What would normally be a pitch to a roomful of other entrepreneurs and artists is now available online.
This year’s CATAPULT program, a business development group for artists run by ArtsNB, took seven pitches and made them virtual.
Jericho Knopp, CATAPULT program coordinator, said the program was originally postponed in March in the hopes that COVID-19 would blow over.
“And it didn’t, so what we did was we moved it to an online course, so we met every Friday and Saturday for eight weeks through Zoom,” she said.
Knopp said one of the great things about moving everything online was that more people were available whereas in the past there was sometimes scheduling conflict.
“It’s been really exciting. I worked on my web design skills a little bit, learned a little bit of code, so that was a fun experience for me. It was just really nice that we were able to do something, instead of having the program not really end, like culminate in an anticlimax,” she said.

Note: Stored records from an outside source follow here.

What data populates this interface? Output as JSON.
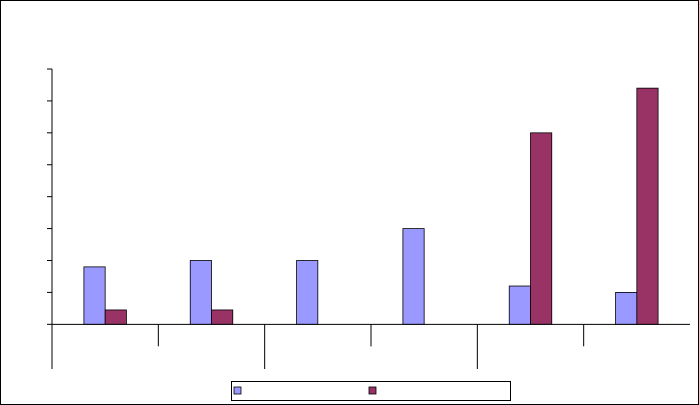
{
  "chart_data": {
    "type": "bar",
    "categories": [
      null,
      null,
      null,
      null,
      null,
      null
    ],
    "series": [
      {
        "color": "#9999ff",
        "values": [
          1.8,
          2.0,
          2.0,
          3.0,
          1.2,
          1.0
        ]
      },
      {
        "color": "#993366",
        "values": [
          0.45,
          0.45,
          0,
          0,
          6.0,
          7.4
        ]
      }
    ],
    "ylim": [
      -1.4,
      8
    ],
    "yticks": [
      0,
      1,
      2,
      3,
      4,
      5,
      6,
      7,
      8
    ],
    "grid": false
  }
}
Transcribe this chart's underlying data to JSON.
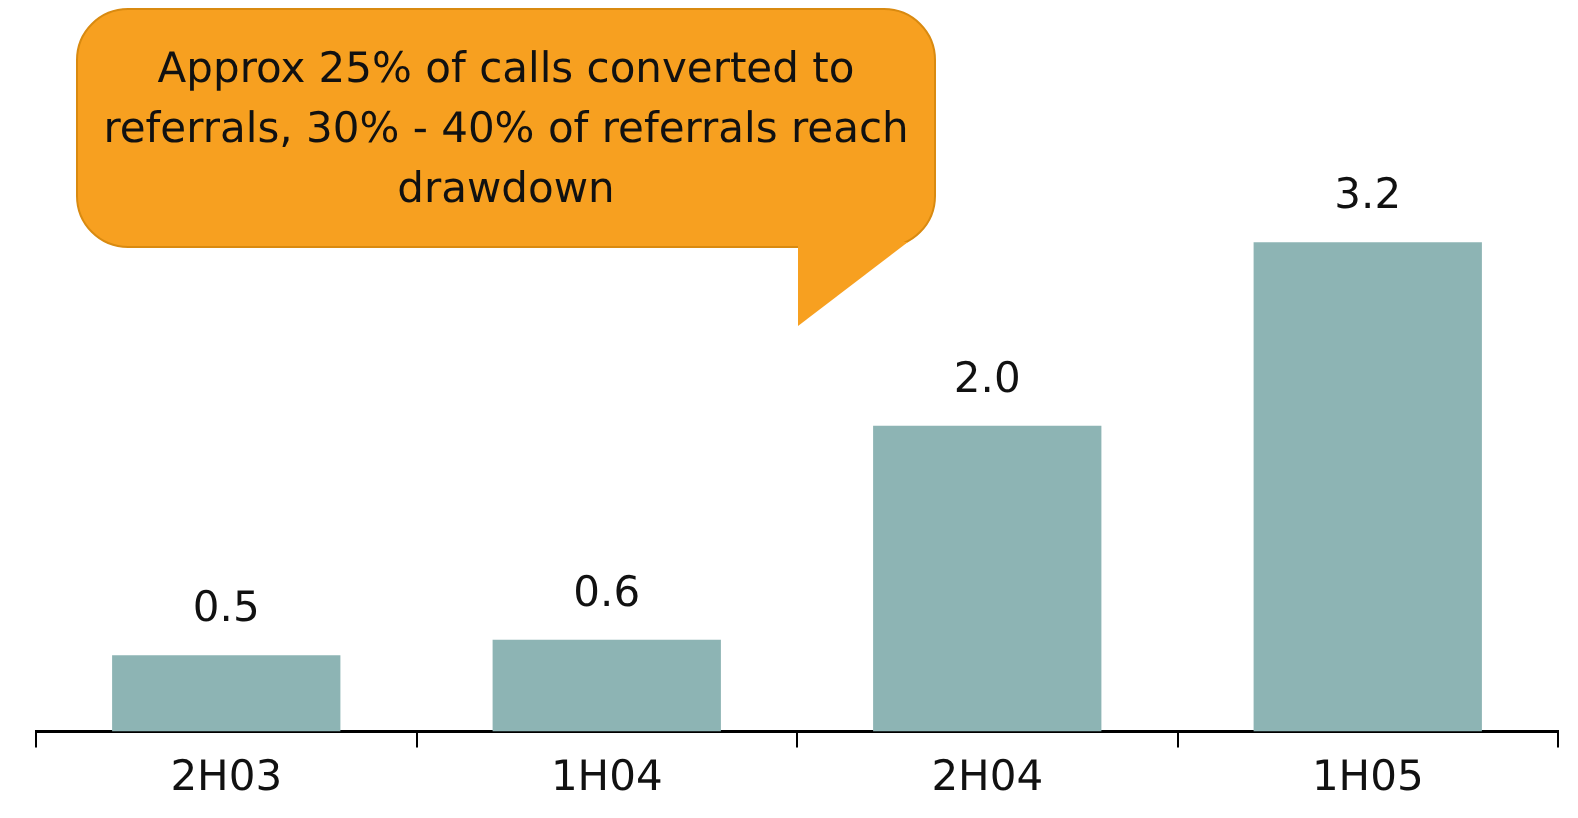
{
  "chart_data": {
    "type": "bar",
    "categories": [
      "2H03",
      "1H04",
      "2H04",
      "1H05"
    ],
    "values": [
      0.5,
      0.6,
      2.0,
      3.2
    ],
    "value_labels": [
      "0.5",
      "0.6",
      "2.0",
      "3.2"
    ],
    "color": "#8db4b4",
    "relative": false,
    "annotations": [
      "Approx 25% of calls converted to referrals, 30% - 40% of referrals reach drawdown"
    ],
    "grid": false,
    "legend": false
  }
}
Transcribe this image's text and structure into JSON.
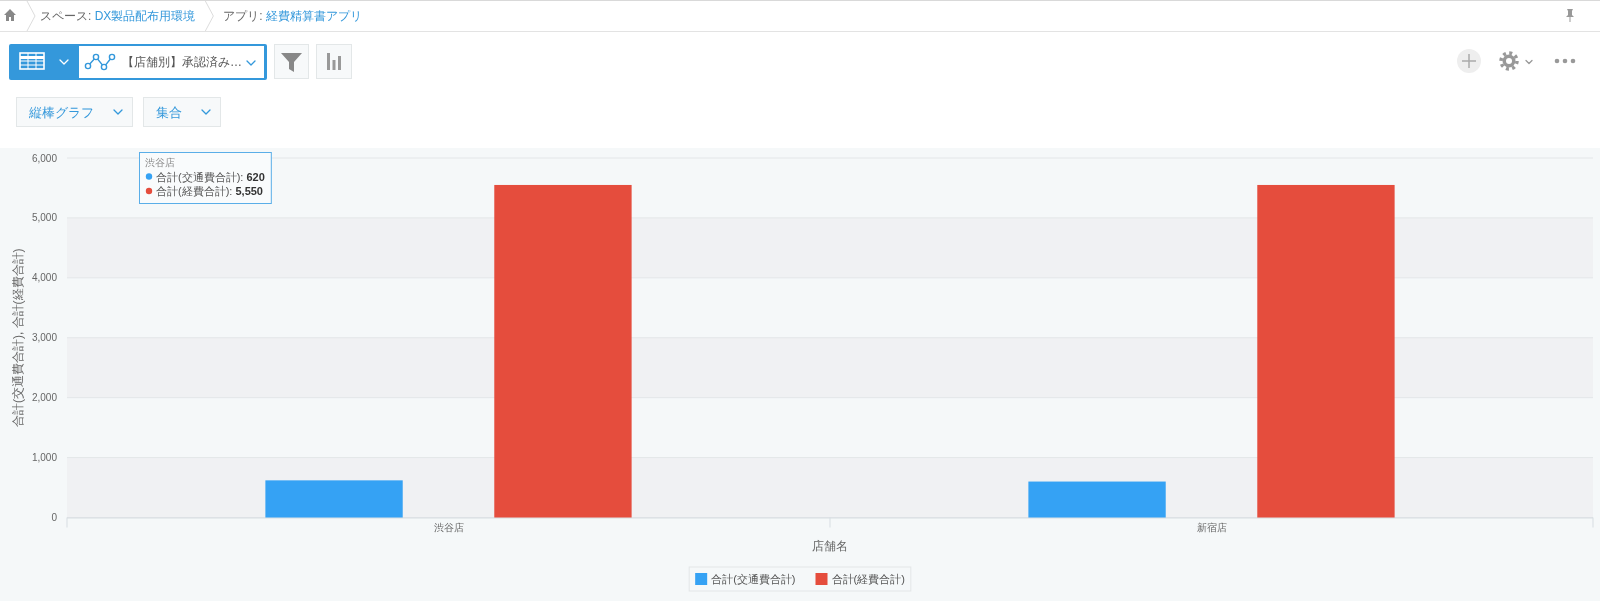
{
  "chart_data": {
    "type": "bar",
    "title": "【店舗別】承認済み…",
    "xlabel": "店舗名",
    "ylabel": "合計(交通費合計), 合計(経費合計)",
    "categories": [
      "渋谷店",
      "新宿店"
    ],
    "series": [
      {
        "name": "合計(交通費合計)",
        "color": "#35a2f4",
        "values": [
          620,
          600
        ]
      },
      {
        "name": "合計(経費合計)",
        "color": "#e54d3d",
        "values": [
          5550,
          5550
        ]
      }
    ],
    "ylim": [
      0,
      6000
    ],
    "yticks": [
      0,
      {
        "value": 1000,
        "label": "1,000"
      },
      {
        "value": 2000,
        "label": "2,000"
      },
      {
        "value": 3000,
        "label": "3,000"
      },
      {
        "value": 4000,
        "label": "4,000"
      },
      {
        "value": 5000,
        "label": "5,000"
      },
      {
        "value": 6000,
        "label": "6,000"
      }
    ],
    "grid": "y",
    "bands": [
      {
        "axis": "y",
        "from": 0,
        "to": 1000,
        "color": "#f0f1f3"
      },
      {
        "axis": "y",
        "from": 2000,
        "to": 3000,
        "color": "#f0f1f3"
      },
      {
        "axis": "y",
        "from": 4000,
        "to": 5000,
        "color": "#f0f1f3"
      }
    ],
    "legend": "bottom",
    "annotations": [
      "スペース: DX製品配布用環境",
      "アプリ: 経費精算書アプリ",
      "縦棒グラフ",
      "集合",
      "渋谷店",
      "合計(交通費合計): **620**",
      "合計(経費合計): **5,550**"
    ]
  }
}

Knopp said in the fall session, the CATAPULT program will be marketed as an online pitch day to bring together people all over the province who may not be able to afford to travel so far in time or money, or a disability that makes it difficult to leave their home much.
“Now it’s more important than ever to support the artists that we do have in New Brunswick so I think they really just gave it their all throughout their pitches,” she said
“Because they don’t know when they’re going to get another chance to do something like this and to share their work with the world.”
The artists are Sofia Cristanti, a painter and fibre artist; Sheryl Crowley, a mosaicist; Todd Fraser, an experimental filmmaker; Jonathan Hache a chiac hip hop artist; Kelley Joyce-Floyd, an acrylic visual artist, Melissa May, a wildlife and portrait artist, and Simmi Obscura, a mixed media artist and setting creator.